For all that Wrest was a closed world, Hannah Mackenzie was able to read about the Highlanders in the paper. Their arrival in Bedford was a huge event–so huge that King George V visited the town that October to view the Territorials parading en masse with pipes and drums. There would be a full-blown Highland Games held the following Easter on the sports fields of Bedford Grammar School, Bron’s alma mater. It’s hard to appreciate today, but these were foreigners, to those southerners in a pre-television age, with strange accents and even stranger dress: sporrans, kilts, spats, hose tops, glengarry bonnets. There was a continuing obsession with bagpipes in the local press: a total of twelve pipe bands had arrived in town along with the troops.

Hannah was a Highlander, yet she had spent many years working in England, seldom making the long journey back home. I can picture her, seized with a longing to hear the pipes and the drums again, making her excuses for far-flung shopping expeditions by motor omnibus to Bedford (a twenty-mile round trip). The occasional scenes of ‘disgraceful conduct’ outside the pubs would have transported Hannah to the mean streets of Inverness and her youth.
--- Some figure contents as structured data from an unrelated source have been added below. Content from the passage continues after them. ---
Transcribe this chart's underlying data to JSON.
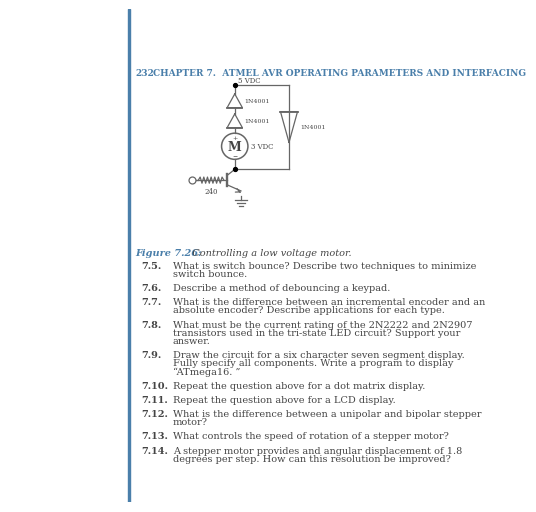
{
  "page_bg": "#ffffff",
  "left_bar_color": "#4a7faa",
  "header_color": "#4a7faa",
  "header_number": "232",
  "header_text": "CHAPTER 7.  ATMEL AVR OPERATING PARAMETERS AND INTERFACING",
  "figure_label": "Figure 7.26:",
  "figure_caption": "  Controlling a low voltage motor.",
  "circuit_line_color": "#666666",
  "text_color": "#444444",
  "questions": [
    {
      "num": "7.5.",
      "text": "What is switch bounce? Describe two techniques to minimize switch bounce.",
      "lines": 1
    },
    {
      "num": "7.6.",
      "text": "Describe a method of debouncing a keypad.",
      "lines": 1
    },
    {
      "num": "7.7.",
      "text": "What is the difference between an incremental encoder and an absolute encoder? Describe applications for each type.",
      "lines": 2
    },
    {
      "num": "7.8.",
      "text": "What must be the current rating of the 2N2222 and 2N2907 transistors used in the tri-state LED circuit? Support your answer.",
      "lines": 2
    },
    {
      "num": "7.9.",
      "text": "Draw the circuit for a six character seven segment display. Fully specify all components. Write a program to display “ATmega16. ”",
      "lines": 2
    },
    {
      "num": "7.10.",
      "text": "Repeat the question above for a dot matrix display.",
      "lines": 1
    },
    {
      "num": "7.11.",
      "text": "Repeat the question above for a LCD display.",
      "lines": 1
    },
    {
      "num": "7.12.",
      "text": "What is the difference between a unipolar and bipolar stepper motor?",
      "lines": 1
    },
    {
      "num": "7.13.",
      "text": "What controls the speed of rotation of a stepper motor?",
      "lines": 1
    },
    {
      "num": "7.14.",
      "text": "A stepper motor provides and angular displacement of 1.8 degrees per step. How can this resolution be improved?",
      "lines": 2
    }
  ]
}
The rugged accents of those Seaforths and Argyll and Sutherland laddies made her realise just how far she had travelled in her thirty-two years. And yet, at the sound of the bagpipes, an instant lump might have formed in her throat. She was so far from home.
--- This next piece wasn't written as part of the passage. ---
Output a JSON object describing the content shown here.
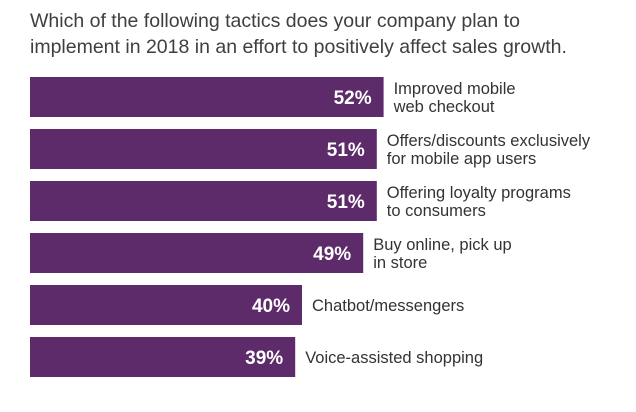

The thin-faced marching men in diamond-patterned hose tops and navy glengarry bonnets brought to mind her favourite brother, young Alick, whose battalion was sent to the Western Front that December. He must have heard good things about Bedford from his countrymen, for he moved there after the war, got married and set up a business selling pianos. Many Highlanders returned to see the women who had looked after them like foster-mothers before their tearful departure by train for the Front. Bedford was the furthest most of them had ever travelled in their young lives.